Все было очень похоже на то, что Роб видел, когда сам был закован в колодки, разве что пребывание в каркане позволяло ему время от времени проваливаться в беспамятство и таким образом избегать зрелища. Теперь же он столбом застыл среди мулл, которые читали нараспев молитвы, пока мускулистый стражник заносил огромную кривую саблю. Наказуемый был осужден по обвинению в подстрекательстве к измене и бунту. Его заставили встать на колени и прижаться щекой к плахе.

— Я предан шаху! Я целую прах под его стопами! — вопил стоящий на коленях человек, тщетно пытаясь избежать назначенной казни, но никто не откликнулся на его мольбы, а сабля уже свистнула в воздухе. Удар был нанесен умелой рукой, голова с выкаченными от отчаяния и ужаса глазами покатилась по земле и замерла у каркана.

Останки унесли, затем вспороли живот молодому человеку, который был пойман во время прелюбодеяния с чужой женой. На этот раз палач достал из ножен длинный тонкий кинжал и провел им слева направо, сделав глубокий разрез, отчего кишки сластолюбца вывалились наружу.

По счастью, в тот день не казнили убийц — их бы четвертовали, а останки бросили на съедение псам и грифам-стервятникам. Услуги Роба потребовались после малых наказаний.

Вор, которому отрубали руку, совсем молоденький, почти мальчишка, от страха и боли перепачкал себя испражнениями. К услугам Роба был кувшин горячей смолы, однако сила удара была такова, что рана сама закрылась, и лекарскому помощнику оставалось лишь промыть и перевязать ее.

Куда больше ему пришлось повозиться с рыдающей толстухой, которая была вторично уличена в оскорблении Корана, за что ей полагалось вырезать язык. Изо рта, откуда вылетали хрип и вопли, полилась красная струя, пока Робу не удалось пережать кровеносный сосуд.

В душе Роба загорелась жаркая ненависть к исламскому правосудию и судам имама Кандраси.

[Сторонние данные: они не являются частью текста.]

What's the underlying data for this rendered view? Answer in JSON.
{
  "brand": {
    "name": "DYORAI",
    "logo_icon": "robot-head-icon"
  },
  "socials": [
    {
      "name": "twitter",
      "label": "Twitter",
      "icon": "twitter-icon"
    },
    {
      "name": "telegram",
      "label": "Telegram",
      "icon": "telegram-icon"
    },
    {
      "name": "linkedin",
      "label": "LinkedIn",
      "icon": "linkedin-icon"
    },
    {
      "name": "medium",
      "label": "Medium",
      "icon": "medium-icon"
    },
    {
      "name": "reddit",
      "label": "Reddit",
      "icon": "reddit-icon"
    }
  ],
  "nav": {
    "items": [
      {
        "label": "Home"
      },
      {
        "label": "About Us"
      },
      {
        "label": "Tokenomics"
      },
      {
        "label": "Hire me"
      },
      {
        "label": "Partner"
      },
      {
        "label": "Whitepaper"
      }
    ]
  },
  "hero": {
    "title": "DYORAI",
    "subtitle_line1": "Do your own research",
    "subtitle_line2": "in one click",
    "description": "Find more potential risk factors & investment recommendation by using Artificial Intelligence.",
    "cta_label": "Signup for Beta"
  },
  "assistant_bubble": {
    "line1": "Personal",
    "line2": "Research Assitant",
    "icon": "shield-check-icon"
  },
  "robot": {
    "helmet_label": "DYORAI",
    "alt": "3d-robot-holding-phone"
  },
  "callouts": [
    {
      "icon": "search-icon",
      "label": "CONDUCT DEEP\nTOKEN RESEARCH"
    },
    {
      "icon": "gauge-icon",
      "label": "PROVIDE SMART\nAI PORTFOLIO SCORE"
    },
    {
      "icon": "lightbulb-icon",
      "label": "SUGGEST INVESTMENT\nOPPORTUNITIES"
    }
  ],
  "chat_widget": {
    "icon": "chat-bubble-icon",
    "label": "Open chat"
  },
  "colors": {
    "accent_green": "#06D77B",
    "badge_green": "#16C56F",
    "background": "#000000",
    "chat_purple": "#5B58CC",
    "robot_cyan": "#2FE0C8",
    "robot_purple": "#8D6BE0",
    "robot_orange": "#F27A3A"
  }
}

— Вот один из самых важных для вас инструментов, — торжественно объявил Ибн Сина своим ученикам. В руках он держал стеклянный сосуд для мочи, который имел латинское название matula [151]. Сосуд имел форму колокола с широким изогнутым носиком, куда поступала моча. Ибн Сина сам научил стеклодува изготавливать такие для лекарей и учащихся.

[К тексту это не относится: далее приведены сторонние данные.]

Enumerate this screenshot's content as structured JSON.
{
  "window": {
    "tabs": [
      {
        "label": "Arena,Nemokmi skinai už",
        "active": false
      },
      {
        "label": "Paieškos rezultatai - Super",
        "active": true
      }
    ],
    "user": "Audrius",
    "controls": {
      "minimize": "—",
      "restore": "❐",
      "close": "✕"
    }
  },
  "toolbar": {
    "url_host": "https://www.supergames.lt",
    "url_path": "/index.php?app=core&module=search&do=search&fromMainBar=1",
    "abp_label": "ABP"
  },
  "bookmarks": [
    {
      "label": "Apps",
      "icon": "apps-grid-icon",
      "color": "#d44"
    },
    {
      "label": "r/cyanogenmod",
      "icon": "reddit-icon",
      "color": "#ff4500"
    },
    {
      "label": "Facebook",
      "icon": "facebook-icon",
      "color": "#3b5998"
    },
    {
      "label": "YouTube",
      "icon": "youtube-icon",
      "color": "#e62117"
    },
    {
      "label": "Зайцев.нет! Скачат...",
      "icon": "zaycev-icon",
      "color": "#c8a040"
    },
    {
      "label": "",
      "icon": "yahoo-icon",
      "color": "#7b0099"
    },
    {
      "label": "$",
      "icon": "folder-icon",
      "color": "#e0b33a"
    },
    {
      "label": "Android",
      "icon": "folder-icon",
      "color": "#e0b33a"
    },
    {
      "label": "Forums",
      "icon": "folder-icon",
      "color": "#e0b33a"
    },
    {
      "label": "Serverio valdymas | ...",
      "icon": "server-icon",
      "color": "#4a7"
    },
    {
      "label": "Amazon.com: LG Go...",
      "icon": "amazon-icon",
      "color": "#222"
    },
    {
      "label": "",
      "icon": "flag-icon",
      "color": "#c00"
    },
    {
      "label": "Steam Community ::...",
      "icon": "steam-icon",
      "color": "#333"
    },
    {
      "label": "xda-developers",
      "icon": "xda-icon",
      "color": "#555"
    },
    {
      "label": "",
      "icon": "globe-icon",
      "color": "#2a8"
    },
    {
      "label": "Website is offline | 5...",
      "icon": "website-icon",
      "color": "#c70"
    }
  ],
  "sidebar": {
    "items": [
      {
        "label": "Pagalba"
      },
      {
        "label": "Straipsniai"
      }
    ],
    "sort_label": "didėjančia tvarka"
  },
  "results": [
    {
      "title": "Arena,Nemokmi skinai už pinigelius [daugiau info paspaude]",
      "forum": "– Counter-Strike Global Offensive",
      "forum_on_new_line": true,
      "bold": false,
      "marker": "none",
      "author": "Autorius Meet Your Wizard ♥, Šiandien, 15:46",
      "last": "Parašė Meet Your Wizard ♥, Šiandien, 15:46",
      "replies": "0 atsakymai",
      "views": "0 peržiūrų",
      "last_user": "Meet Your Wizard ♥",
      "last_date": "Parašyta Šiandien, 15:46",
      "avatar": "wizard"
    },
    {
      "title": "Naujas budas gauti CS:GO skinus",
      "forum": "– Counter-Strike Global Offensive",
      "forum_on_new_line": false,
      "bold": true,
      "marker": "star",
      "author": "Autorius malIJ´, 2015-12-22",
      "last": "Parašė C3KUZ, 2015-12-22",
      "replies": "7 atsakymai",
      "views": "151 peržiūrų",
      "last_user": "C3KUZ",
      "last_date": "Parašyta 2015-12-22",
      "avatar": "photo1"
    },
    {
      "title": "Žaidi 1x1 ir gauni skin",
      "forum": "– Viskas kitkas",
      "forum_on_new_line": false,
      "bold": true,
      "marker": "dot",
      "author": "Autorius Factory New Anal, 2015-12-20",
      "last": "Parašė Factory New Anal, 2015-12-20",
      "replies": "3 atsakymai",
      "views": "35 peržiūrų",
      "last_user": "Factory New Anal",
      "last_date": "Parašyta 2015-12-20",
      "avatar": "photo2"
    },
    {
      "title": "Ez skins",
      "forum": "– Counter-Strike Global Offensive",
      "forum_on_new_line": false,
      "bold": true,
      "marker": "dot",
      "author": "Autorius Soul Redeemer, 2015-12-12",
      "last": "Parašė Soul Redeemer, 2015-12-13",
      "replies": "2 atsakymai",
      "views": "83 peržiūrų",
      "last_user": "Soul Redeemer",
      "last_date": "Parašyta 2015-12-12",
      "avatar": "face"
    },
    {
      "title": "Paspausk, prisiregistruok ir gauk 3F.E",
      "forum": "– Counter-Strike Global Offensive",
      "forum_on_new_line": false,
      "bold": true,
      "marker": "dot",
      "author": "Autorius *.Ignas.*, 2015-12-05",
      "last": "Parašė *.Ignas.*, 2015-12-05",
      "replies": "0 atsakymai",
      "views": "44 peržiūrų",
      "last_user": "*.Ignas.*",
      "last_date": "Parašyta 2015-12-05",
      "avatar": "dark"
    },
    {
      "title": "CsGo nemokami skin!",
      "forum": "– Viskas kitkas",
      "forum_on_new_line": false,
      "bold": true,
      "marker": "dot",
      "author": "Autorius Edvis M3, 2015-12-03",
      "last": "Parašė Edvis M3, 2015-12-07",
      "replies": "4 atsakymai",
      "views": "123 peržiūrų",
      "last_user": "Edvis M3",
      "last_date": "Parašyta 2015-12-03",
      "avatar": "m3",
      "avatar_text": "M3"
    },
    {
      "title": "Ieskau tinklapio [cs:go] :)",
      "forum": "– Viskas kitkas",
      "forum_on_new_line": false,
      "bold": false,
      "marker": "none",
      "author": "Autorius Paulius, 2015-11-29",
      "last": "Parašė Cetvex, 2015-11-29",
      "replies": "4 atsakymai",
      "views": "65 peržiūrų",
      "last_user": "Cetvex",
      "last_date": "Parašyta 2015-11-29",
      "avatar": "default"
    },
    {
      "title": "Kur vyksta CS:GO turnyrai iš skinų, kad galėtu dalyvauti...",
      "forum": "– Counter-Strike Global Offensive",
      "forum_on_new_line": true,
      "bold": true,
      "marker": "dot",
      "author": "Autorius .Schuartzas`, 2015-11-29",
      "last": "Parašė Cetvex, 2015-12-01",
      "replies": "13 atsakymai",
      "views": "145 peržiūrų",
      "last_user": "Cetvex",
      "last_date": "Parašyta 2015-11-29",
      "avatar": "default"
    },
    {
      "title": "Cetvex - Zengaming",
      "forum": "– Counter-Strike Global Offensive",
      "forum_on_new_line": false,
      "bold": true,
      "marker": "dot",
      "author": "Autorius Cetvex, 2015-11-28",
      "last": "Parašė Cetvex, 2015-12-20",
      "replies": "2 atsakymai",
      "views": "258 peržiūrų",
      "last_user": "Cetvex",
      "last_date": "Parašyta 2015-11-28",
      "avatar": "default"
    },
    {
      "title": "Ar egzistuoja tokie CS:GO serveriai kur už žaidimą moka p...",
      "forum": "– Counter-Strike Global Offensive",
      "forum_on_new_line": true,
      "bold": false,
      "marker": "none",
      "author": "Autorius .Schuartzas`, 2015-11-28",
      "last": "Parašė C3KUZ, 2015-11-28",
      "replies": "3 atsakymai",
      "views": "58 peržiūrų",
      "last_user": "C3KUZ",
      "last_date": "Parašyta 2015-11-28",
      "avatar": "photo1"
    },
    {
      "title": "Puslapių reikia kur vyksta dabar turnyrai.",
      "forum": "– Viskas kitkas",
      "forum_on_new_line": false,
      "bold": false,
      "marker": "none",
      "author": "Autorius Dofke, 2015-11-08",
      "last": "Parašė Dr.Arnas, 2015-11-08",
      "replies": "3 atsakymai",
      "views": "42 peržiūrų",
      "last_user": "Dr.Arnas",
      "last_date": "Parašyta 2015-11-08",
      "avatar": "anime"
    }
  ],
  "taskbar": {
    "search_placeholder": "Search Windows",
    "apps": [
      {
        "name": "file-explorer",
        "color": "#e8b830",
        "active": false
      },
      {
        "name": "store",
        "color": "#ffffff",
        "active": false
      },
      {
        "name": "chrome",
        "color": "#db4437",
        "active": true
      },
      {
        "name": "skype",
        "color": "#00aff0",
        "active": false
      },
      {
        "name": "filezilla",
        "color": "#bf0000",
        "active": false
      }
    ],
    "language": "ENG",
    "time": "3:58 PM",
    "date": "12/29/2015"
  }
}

Роб знал, что, если в моче присутствуют кровь или гной, это свидетельствует о неблагополучии больного. Но ведь Ибн Сина уже две недели читал им лекции только о моче!

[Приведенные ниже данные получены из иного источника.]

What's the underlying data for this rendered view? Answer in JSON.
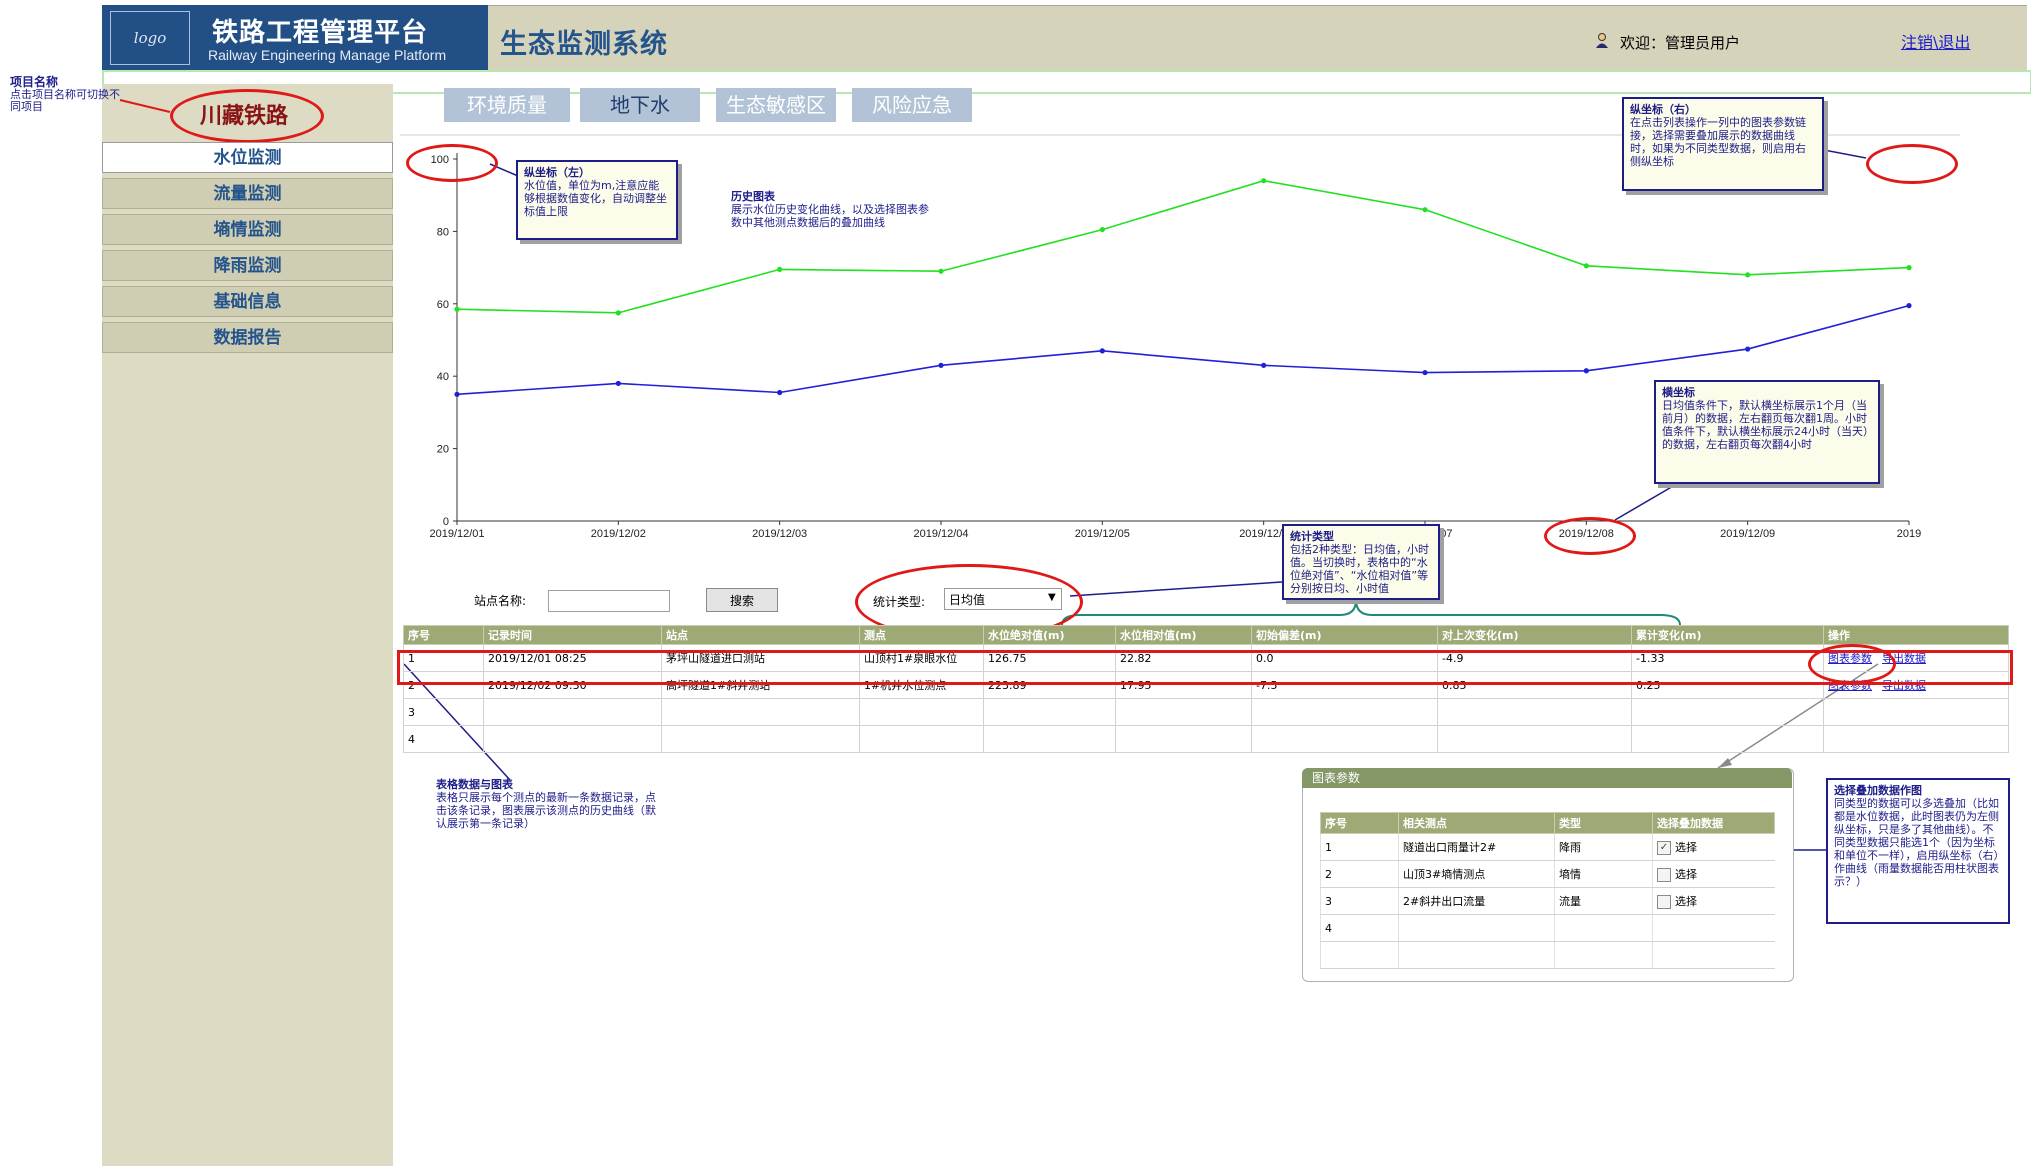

Жидкая она или густая? Описывал и обсуждал тонкие оттенки запаха. Не было ли в ней напоминающих патоку слабых следов сахара? Или запаха мела, говорящего о возможном наличии камней? Не было ли кислого вкуса, характерного для чахотки? А может быть, просто запаха трав, говорящего лишь 0том, что пациент недавно ел спаржу?

Выходила ли моча обильно — а значит, тело избавляется через это от болезни, или же скудно — это говорит о внутреннем жаре, который высушивает телесные жидкости.

Что же касается цвета, то Ибн Сина учил их смотреть на мочу глазами художника, различающего в палитре тонкие оттенки. Двадцать один цвет: от совершенно прозрачного до желтого, коричневато-желтого, красного и темно-коричневого, и далее до черного, что показывает различные сочетания contenta, то есть не растворившихся составляющих.

«Отчего столько шума из-за каких-то отходов?» — устало спрашивал себя Роб.

— А почему моча имеет такую важность? — задал он вопрос лектору.

Ибн Сина улыбнулся.

— Ибо она исходит изнутри, где происходят важные события. — Мастер-врачеватель прочел им подборку изречений Галена, которые указывали, что органами, отделяющими мочу, являются почки.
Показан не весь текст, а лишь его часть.